これらの事実を総合すると、本件においては、損害からその四〇パーセントを減じるのが相当である。
第五損害額の算定
一 損害額
1 治療費 一〇六万九九一〇円
原告が、一〇六万九九一〇円の治療費を支出していることは当事者間に争いがない。その他、証拠上認められる治療費を総合しても右金額を上回らないので(甲六の一ないし一八)、治療費は、一〇六万九九一〇円と認められる。
2 入院雑費 一万六八〇〇円
原告は、本件事故により一四日間入院したことが認められるところ(乙七の二)、原告が、右入院期間中、一日当たり一二〇〇円の雑費を支出したことが認められる。
3 休業損害 四九万四九四九円
原告は、本件事故当時、東横自動車株式会社に事務員として勤務し、事故前三か月間に、平均すると一日当たり五四三九円の収入を得ていた(乙二)。
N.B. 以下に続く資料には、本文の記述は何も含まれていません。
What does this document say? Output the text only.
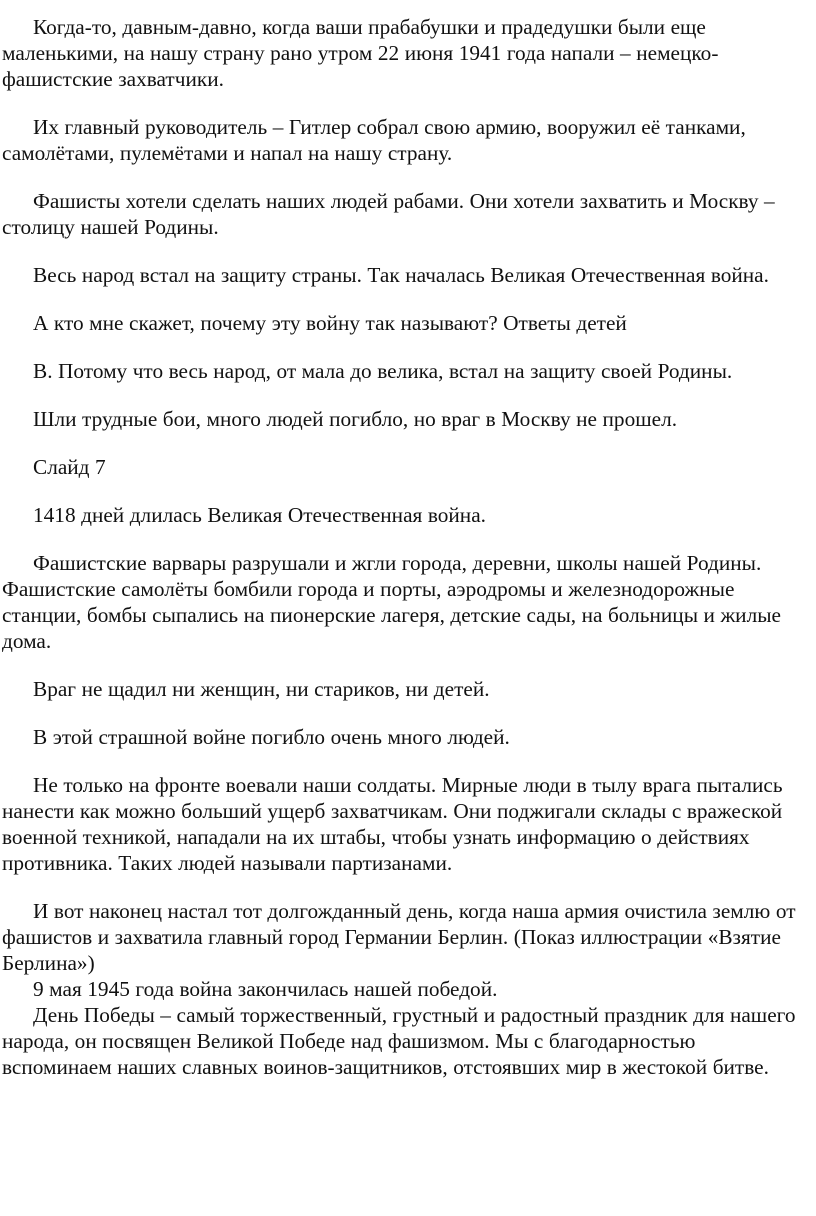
Когда-то, давным-давно, когда ваши прабабушки и прадедушки были еще маленькими, на нашу страну рано утром 22 июня 1941 года напали – немецко-фашистские захватчики.

Их главный руководитель – Гитлер собрал свою армию, вооружил её танками, самолётами, пулемётами и напал на нашу страну.

Фашисты хотели сделать наших людей рабами. Они хотели захватить и Москву – столицу нашей Родины.

Весь народ встал на защиту страны. Так началась Великая Отечественная война.

А кто мне скажет, почему эту войну так называют? Ответы детей

В. Потому что весь народ, от мала до велика, встал на защиту своей Родины.

Шли трудные бои, много людей погибло, но враг в Москву не прошел.

Слайд 7

1418 дней длилась Великая Отечественная война.

Фашистские варвары разрушали и жгли города, деревни, школы нашей Родины. Фашистские самолёты бомбили города и порты, аэродромы и железнодорожные станции, бомбы сыпались на пионерские лагеря, детские сады, на больницы и жилые дома.

Враг не щадил ни женщин, ни стариков, ни детей.

В этой страшной войне погибло очень много людей.

Не только на фронте воевали наши солдаты. Мирные люди в тылу врага пытались нанести как можно больший ущерб захватчикам. Они поджигали склады с вражеской военной техникой, нападали на их штабы, чтобы узнать информацию о действиях противника. Таких людей называли партизанами.

И вот наконец настал тот долгожданный день, когда наша армия очистила землю от фашистов и захватила главный город Германии Берлин. (Показ иллюстрации «Взятие Берлина»)

9 мая 1945 года война закончилась нашей победой.

День Победы – самый торжественный, грустный и радостный праздник для нашего народа, он посвящен Великой Победе над фашизмом. Мы с благодарностью вспоминаем наших славных воинов-защитников, отстоявших мир в жестокой битве.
本件と相当因果関係の認められる休業期間は、前記のとおり九一日間と認められるので、原告の休業損害は四九万四九四九円と認められる。
4 傷害慰謝料 九〇万円
原告が本件事故により、平成二年四月二五日から一四日間入院し、その後、症状固定日である平成四年一月二四日までの間、通院していたこと、本件と因果関係の認められる頭部外傷と口唇挫傷に関する実通院日数が合計二四日間であること等の治療状況等を総合考慮すると、本件における傷害慰謝料は九〇万円が相当であると認める。
5 逸失利益なし
本件事故により、原告に、上口唇に一一×八ミリメートル、口唇に一〇×一〇ミリメートルの上口唇瘢痕拘縮が残存し、これが、自動車損害賠償保障法別表の後遺障害等級の一二級一四号に該当することは、当事者間に争いがないところ、原告の業務内容は事務職であり、その職種の外、醜状の程度から見ても、いかに原告が女子であるといつても、原告に残存した顔面の醜状が、原告の労働能力に影響を与えるものとは認め難いので、逸失利益は認められない。
6 後遺障害慰謝料 二六〇万円
原告に、後遺障害等級一二級一四号に該当する後遺障害が残つていること、右後遺障害は、労働能力自体には影響を与えるものとは認められないにしても、女性である原告の就労に対し、影響が認められることは否定し難いことなど、本件における諸事情を考慮すると、本件において相当な後遺障害慰謝料は、二六〇万円と認められる。
7 小計 五〇八万一六五九円
二 過失相殺
前記のとおり、本件では、右損害小計額の四〇パーセントを減額するのが相当であるので、過失相殺後の損害額は、三〇四万八九九五円となる(一円未満切り捨て)。
三 損害てん補 一九七万四八〇〇円
原告が被告らから、合計一九七万四八〇〇円を受領していることは、当事者間に争いがない。
四 小計 一〇七万四一九五円
五 弁護士費用 一一万円
本件訴訟の難易度、審理の経過、認容額、その他、本件において認められる諸般の事情に鑑みると、弁護士費用は、金一一万円が相当と認められる。
六 合計 一一八万四一九五円
第六結論
以上の次第で、原告の本訴請求は、被告らに対し、各自、金一一八万四一九五円及び被告河野義治に対しては、これに対する訴状送達の日の翌日である平成六年四月一〇日から支払済みまで、被告春日電機株式会社に対しては、これに対する訴状送達の日の翌日である平成六年四月一二日から支払済みまで、それぞれ年五分の割合による遅延損害金の支払いを求める限度で理由がある。